Insane Asylums Weren't So Bad: Oliver Sacks

By Neal Colgrass,  Newser Staff
Posted Sep 13, 2009 5:35 PM CDT
Insane Asylums Weren't So Bad: Oliver Sacks
Staff members gather in the 1880s in front of the Willard Psychiatric Center, formerly known as the Willard Asylum for the Insane in the Finger Lakes region of New York.   (AP Photo/New York Public Library)

Mental health experts have lost touch with the benefits of old-fashioned insane asylums, where patients once enjoyed a sense of community and jobs like cleaning and farming, Oliver Sacks writes in the New York Review of Books. Touching on a new book of Christopher Payne photographs called Asylum—which offers "a mute and heartbreaking testimony" to "once-heroic structures"—Sacks argues that modern state hospitals, which rely on antipsychotic drugs, ignore "the benign aspects of asylums."
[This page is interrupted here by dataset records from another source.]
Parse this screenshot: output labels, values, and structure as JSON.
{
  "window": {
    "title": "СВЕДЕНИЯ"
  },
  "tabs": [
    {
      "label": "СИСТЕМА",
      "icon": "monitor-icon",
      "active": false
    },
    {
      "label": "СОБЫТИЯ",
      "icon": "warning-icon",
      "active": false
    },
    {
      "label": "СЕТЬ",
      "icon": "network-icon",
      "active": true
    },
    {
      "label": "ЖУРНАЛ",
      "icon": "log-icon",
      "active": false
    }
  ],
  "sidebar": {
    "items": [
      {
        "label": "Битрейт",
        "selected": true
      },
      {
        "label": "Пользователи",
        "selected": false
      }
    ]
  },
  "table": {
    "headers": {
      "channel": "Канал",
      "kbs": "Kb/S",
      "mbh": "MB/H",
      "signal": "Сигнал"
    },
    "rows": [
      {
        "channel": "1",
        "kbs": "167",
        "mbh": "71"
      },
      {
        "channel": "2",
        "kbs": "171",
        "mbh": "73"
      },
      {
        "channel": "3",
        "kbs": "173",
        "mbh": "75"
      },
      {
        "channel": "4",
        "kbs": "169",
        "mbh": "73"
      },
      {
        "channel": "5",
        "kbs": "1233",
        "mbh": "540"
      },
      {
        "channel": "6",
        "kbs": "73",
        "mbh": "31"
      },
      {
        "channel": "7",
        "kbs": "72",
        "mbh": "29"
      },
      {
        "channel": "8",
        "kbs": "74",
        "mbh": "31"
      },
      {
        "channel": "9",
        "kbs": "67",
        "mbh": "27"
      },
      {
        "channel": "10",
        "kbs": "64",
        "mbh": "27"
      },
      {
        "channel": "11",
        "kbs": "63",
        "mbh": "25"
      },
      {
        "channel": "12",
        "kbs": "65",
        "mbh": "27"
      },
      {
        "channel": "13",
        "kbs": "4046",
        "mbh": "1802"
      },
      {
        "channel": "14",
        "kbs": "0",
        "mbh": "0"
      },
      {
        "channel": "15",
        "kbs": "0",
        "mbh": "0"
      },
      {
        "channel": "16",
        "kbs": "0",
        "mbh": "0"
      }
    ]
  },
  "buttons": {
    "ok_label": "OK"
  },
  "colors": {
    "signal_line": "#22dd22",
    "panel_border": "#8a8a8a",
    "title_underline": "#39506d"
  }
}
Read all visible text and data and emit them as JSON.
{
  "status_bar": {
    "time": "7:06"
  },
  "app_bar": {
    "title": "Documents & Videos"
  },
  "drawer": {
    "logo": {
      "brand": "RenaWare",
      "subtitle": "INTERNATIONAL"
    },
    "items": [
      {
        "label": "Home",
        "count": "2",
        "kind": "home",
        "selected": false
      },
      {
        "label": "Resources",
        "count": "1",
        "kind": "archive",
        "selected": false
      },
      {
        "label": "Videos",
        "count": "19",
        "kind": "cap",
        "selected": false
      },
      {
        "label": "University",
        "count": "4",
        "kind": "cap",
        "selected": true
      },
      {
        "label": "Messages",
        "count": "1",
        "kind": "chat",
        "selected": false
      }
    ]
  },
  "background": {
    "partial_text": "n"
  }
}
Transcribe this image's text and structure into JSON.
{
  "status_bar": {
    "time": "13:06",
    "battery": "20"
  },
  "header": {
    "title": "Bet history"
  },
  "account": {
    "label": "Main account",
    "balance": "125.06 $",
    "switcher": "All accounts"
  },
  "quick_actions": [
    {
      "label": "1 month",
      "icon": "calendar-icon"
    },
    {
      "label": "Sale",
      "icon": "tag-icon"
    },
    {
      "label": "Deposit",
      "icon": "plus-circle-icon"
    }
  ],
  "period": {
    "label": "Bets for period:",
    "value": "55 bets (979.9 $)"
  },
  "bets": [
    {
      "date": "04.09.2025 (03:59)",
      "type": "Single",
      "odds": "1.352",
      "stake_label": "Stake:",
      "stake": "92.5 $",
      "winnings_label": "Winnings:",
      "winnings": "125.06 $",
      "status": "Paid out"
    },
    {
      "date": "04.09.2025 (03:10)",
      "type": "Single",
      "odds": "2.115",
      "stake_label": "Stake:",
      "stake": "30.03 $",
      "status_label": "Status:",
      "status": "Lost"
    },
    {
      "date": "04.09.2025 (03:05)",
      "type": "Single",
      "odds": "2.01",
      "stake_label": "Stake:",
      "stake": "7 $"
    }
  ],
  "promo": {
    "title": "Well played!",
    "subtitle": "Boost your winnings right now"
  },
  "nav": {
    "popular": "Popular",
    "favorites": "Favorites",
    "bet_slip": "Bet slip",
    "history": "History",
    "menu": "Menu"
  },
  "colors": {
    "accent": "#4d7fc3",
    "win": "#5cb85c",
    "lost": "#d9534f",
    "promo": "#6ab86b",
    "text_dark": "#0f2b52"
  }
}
Drugs used in today's hospitals may stop delusions and hallucinations, but leave subtler symptoms like apathy untouched—and lead to patients being discharged and readmitted carousel-style. Meanwhile, "patients' rights" laws prevent them from working, so they sit like zombies "in front of the now-never-turned-off TV." For now, only a clubhouse in New York and a few residential communities for the mentally ill offer hope that "even the most deeply ill people… may be enabled to live satisfying and productive lives."